Crenigacestat blocking notch pathway reduces liver fibrosis in the surrounding ecosystem of intrahepatic CCA viaTGF-β inhibition

Affiliations

Crenigacestat blocking notch pathway reduces liver fibrosis in the surrounding ecosystem of intrahepatic CCA viaTGF-β inhibition

Serena Mancarella et al. J Exp Clin Cancer Res. .

Abstract

Background: Intrahepatic cholangiocarcinoma (iCCA) is a highly malignant tumor characterized by an intensive desmoplastic reaction due to the exaggerated presence of the extracellular (ECM) matrix components. Liver fibroblasts close to the tumor, activated by transforming growth factor (TGF)-β1 and expressing high levels of α-smooth muscle actin (α-SMA), become cancer-associated fibroblasts (CAFs). CAFs are deputed to produce and secrete ECM components and crosstalk with cancer cells favoring tumor progression and resistance to therapy. Overexpression of Notch signaling is implicated in CCA development and growth. The study aimed to determine the effectiveness of the Notch inhibitor, Crenigacestat, on the surrounding microenvironment of iCCA.

Methods: We investigated Crenigacestat's effectiveness in a PDX model of iCCA and human primary culture of CAFs isolated from patients with iCCA.
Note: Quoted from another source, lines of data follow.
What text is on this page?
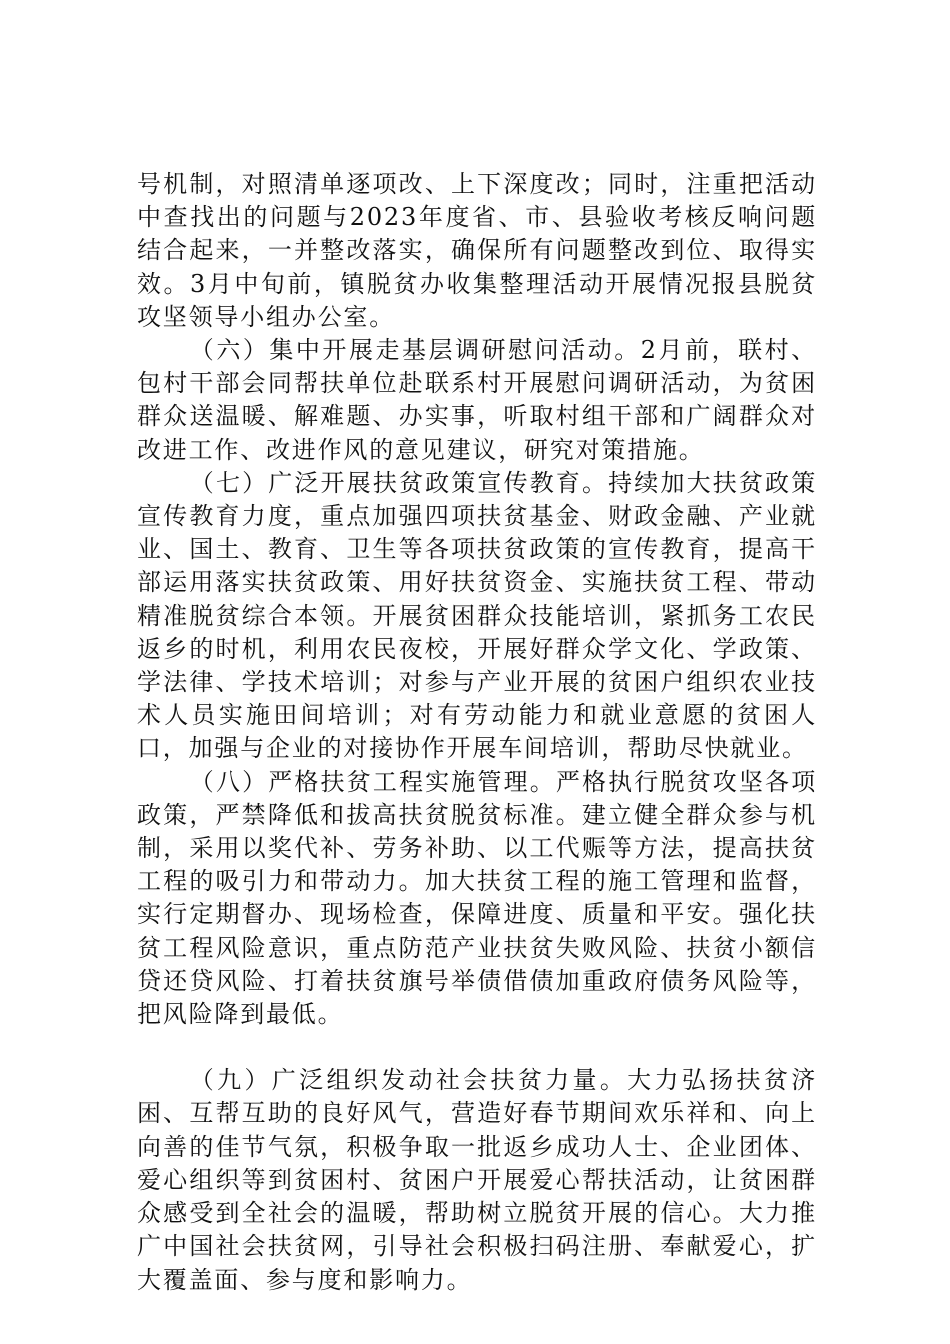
号机制，对照清单逐项改、上下深度改；同时，注重把活动中查找出的问题与2023年度省、市、县验收考核反响问题结合起来，一并整改落实，确保所有问题整改到位、取得实效。3月中旬前，镇脱贫办收集整理活动开展情况报县脱贫攻坚领导小组办公室。

（六）集中开展走基层调研慰问活动。2月前，联村、包村干部会同帮扶单位赴联系村开展慰问调研活动，为贫困群众送温暖、解难题、办实事，听取村组干部和广阔群众对改进工作、改进作风的意见建议，研究对策措施。

（七）广泛开展扶贫政策宣传教育。持续加大扶贫政策宣传教育力度，重点加强四项扶贫基金、财政金融、产业就业、国土、教育、卫生等各项扶贫政策的宣传教育，提高干部运用落实扶贫政策、用好扶贫资金、实施扶贫工程、带动精准脱贫综合本领。开展贫困群众技能培训，紧抓务工农民返乡的时机，利用农民夜校，开展好群众学文化、学政策、学法律、学技术培训；对参与产业开展的贫困户组织农业技术人员实施田间培训；对有劳动能力和就业意愿的贫困人口，加强与企业的对接协作开展车间培训，帮助尽快就业。

（八）严格扶贫工程实施管理。严格执行脱贫攻坚各项政策，严禁降低和拔高扶贫脱贫标准。建立健全群众参与机制，采用以奖代补、劳务补助、以工代赈等方法，提高扶贫工程的吸引力和带动力。加大扶贫工程的施工管理和监督，实行定期督办、现场检查，保障进度、质量和平安。强化扶贫工程风险意识，重点防范产业扶贫失败风险、扶贫小额信贷还贷风险、打着扶贫旗号举债借债加重政府债务风险等，把风险降到最低。

（九）广泛组织发动社会扶贫力量。大力弘扬扶贫济困、互帮互助的良好风气，营造好春节期间欢乐祥和、向上向善的佳节气氛，积极争取一批返乡成功人士、企业团体、爱心组织等到贫困村、贫困户开展爱心帮扶活动，让贫困群众感受到全社会的温暖，帮助树立脱贫开展的信心。大力推广中国社会扶贫网，引导社会积极扫码注册、奉献爱心，扩大覆盖面、参与度和影响力。
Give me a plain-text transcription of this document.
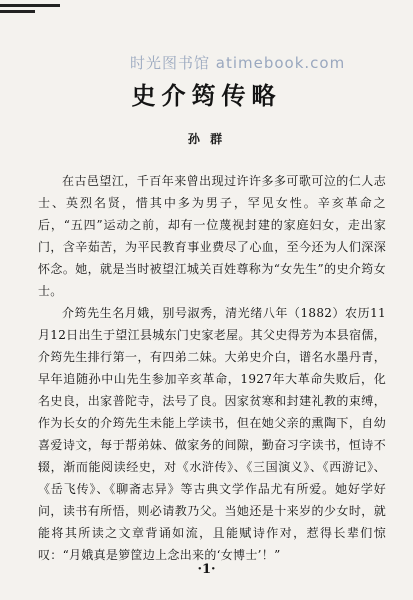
时光图书馆 atimebook.com
史介筠传略
孙 群

在古邑望江，千百年来曾出现过许许多多可歌可泣的仁人志士、英烈名贤，惜其中多为男子，罕见女性。辛亥革命之后，“五四”运动之前，却有一位蔑视封建的家庭妇女，走出家门，含辛茹苦，为平民教育事业费尽了心血，至今还为人们深深怀念。她，就是当时被望江城关百姓尊称为“女先生”的史介筠女士。

介筠先生名月娥，别号淑秀，清光绪八年（1882）农历11月12日出生于望江县城东门史家老屋。其父史得芳为本县宿儒，介筠先生排行第一，有四弟二妹。大弟史介白，谱名水墨丹青，早年追随孙中山先生参加辛亥革命，1927年大革命失败后，化名史良，出家普陀寺，法号了良。因家贫寒和封建礼教的束缚，作为长女的介筠先生未能上学读书，但在她父亲的熏陶下，自幼喜爱诗文，每于帮弟妹、做家务的间隙，勤奋习字读书，恒诗不辍，渐而能阅读经史，对《水浒传》、《三国演义》、《西游记》、《岳飞传》、《聊斋志异》等古典文学作品尤有所爱。她好学好问，读书有所悟，则必请教乃父。当她还是十来岁的少女时，就能将其所读之文章背诵如流，且能赋诗作对，惹得长辈们惊叹：“月娥真是箩筐边上念出来的‘女博士’！”

·1·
Results: In silico analysis of transcriptomic profiling from PDX iCCA tissues treated with Crenigacestat highlighted "liver fibrosis" as one of the most modulated pathways. In the iCCA PDX model, Crenigacestat treatment significantly (p < 0.001) reduced peritumoral liver fibrosis. Similar results were obtained in a hydrodynamic model of iCCA. Bioinformatic prediction of the upstream regulators related to liver fibrosis in the iCCA PDX treated with Crenigacestat revealed the involvement of the TGF-β1 pathway as a master regulator gene showing a robust connection between TGF-β1 and Notch pathways. Consistently, drug treatment significantly (p < 0.05) reduced TGF-β1 mRNA and protein levels in tumoral tissue. In PDX tissues, Crenigacestat remarkably inhibited TGF-β signaling and extracellular matrix protein gene expression and reduced α-SMA expression. Furthermore, Crenigacestat synergistically increased Gemcitabine effectiveness in the iCCA PDX model. In 31 iCCA patients, TGF-β1 and α-SMA were upregulated in the tumoral compared with peritumoral tissues. In freshly isolated CAFs from patients with iCCA, Crenigacestat significantly (p < 0.001) inhibited Notch signaling, TGF-β1 secretion, and Smad-2 activation. Consequently, Crenigacestat also inactivated CAFs reducing (p < 0.001) α-SMA expression. Finally, CAFs treated with Crenigacestat produced less (p < 005) ECM components such as fibronectin, collagen 1A1, and collagen 1A2.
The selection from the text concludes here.